@Andy That's not essential to storing labels in a metacolumn, though it may be advisable for performance reasons.
Understood. I am not saying this is needed or that metacolumns do not work without. In fact, I think that they are very useful in the context you discussed with Matt, i.e. for example TTLs. I personally think there is a need for two optional features: a) metacolumns - which cover broader rules for a many columns or rows, and b) KV tags - which are carried as low as they can get to retain per cell information.
So for TTL I would think that the tags are too low, yet for security I do think that metacolumns are too "weak" of a guarantee.
@Andy and @Matt: So we may have this as a way to store tags inline with data, with dedup/optimize away if not needed; and we may have Lars' somehow tag structure addition to KV (Lars: what would that look like?). Worth doing a bake-off?
I think this is not either or, but - and Matt please correct me if mistaken - if we add Trie compression then we can leverage the implementation to handle it. If we decide not to merge the two, then we can use my suggestion of adding them to the KV optionally and we can handle the compression implications later.
@Andy: We could agree on criteria such as: Tag storage optimized out if no tags present
Indeed, since we use a new type, no extra storage is needed if no tag is attached.
@Andy: Compartmentalized changes
Agreed, we add a new type and handle that case separately. Though the majority of the code is shared, the new type would trigger the extraction of the tags if called for (which I assume would be done lazily).
@Andy: Generic mechanism for adding, reading, removing, and modifying tags, usable by coprocessors.
These are the KeyValue.addTag(byte name, byte value) and KeyValue.getTag(byte name) helpers I was referring to. The coprocessors has full access that way, since the tags are carried for each KV.
@Andy: No we don't have to mimic the Accumulo API though if the goal here is to be an alternative, it must be possible to build a direct API translation shim that provides the same labelling and visibility semantisc.
Indeed. One of the arguments I hear comparing HBase and Accumulo is the fact that we have no cell level security tagging. That is what this is all about. My proposal is - as much as I can tell - lean (as it uses no extra storage if not used), can be combined with the non-cell level security (you might not want this level of security to avoid extra baggage), does not change the comparators, and overall is quite non-intrusive in existing code. On the other hand it seems useful for other cell level features in the future.
As Jon says, Accumulo uses these tags and the always-on filter to achieve security (on a very high level view), and so can we then. For me this is comparable then. We do not need to comply to the entire API, but feature set level only.
@stack: A core of required's with optional tags that don't cost unless you use them would be grand.
That is exactly my point. As for "KV in KV", I do not see how this is "odd" as our KeyValue for starters is the odd one given what most people understand of what a KV is. Coming to terms with our complex key and various sorting rules is not trivial.

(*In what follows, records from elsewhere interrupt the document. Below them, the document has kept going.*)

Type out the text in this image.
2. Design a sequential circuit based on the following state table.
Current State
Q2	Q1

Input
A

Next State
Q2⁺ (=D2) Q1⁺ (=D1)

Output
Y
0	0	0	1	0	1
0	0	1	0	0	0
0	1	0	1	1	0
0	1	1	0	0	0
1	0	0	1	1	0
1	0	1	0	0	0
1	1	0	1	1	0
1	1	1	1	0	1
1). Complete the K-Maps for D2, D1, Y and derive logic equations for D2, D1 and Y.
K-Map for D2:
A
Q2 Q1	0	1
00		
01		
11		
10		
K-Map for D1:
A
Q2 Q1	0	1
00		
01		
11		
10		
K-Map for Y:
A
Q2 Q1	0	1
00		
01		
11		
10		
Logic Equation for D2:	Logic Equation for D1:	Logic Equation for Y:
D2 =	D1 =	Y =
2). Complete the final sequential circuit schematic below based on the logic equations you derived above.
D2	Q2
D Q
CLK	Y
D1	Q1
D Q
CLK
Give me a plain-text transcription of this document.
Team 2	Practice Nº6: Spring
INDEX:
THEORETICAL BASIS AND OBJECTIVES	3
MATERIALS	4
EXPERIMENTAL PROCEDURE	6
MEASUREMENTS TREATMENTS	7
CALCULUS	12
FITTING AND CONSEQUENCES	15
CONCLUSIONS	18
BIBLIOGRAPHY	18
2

@stack: Good point. Maybe not even lost, mayhaps a bug would cause us skip the metacolumn?
@Matt: I guess I'm saying it's maybe ok to muck up the current KV even more given that data block encoding should be able to clean up the mess down the road. That being said, I don't personally need this feature so I hate to suggest mucking up anything!
Agreed, this is about timing as well. Your patch is highly intrusive - but for good reasons. So I would love to discuss this current issue with your changes already applied. But on the other hand we have to make a call for what we want and when?
@Laxman: The basic premise here is to be on-par security wise with Accumulo. That is the use-case. As for scalability, I do not see why a few extra bytes and a coprocessor that checks them is disastrous. Sure, this needs evaluation, but we know that other systems - like Accumulo - does it, so if someone wants to enable it, they should see the same impact. Small or big. Or asking the other way around, where do you see this could affect the performance?
How about other approach of supporting access control through HBase views?
The issue is that these are typically only on the row level. With the cell level you can filter as fine grained as possible. Views - and please object if I am wrong - are more coarse grained. Think of blocking access to some columns differently across many rows. Not just all CF/CQs allowed for all rows.
That latter is the crucial difference of what is needed to be on-par.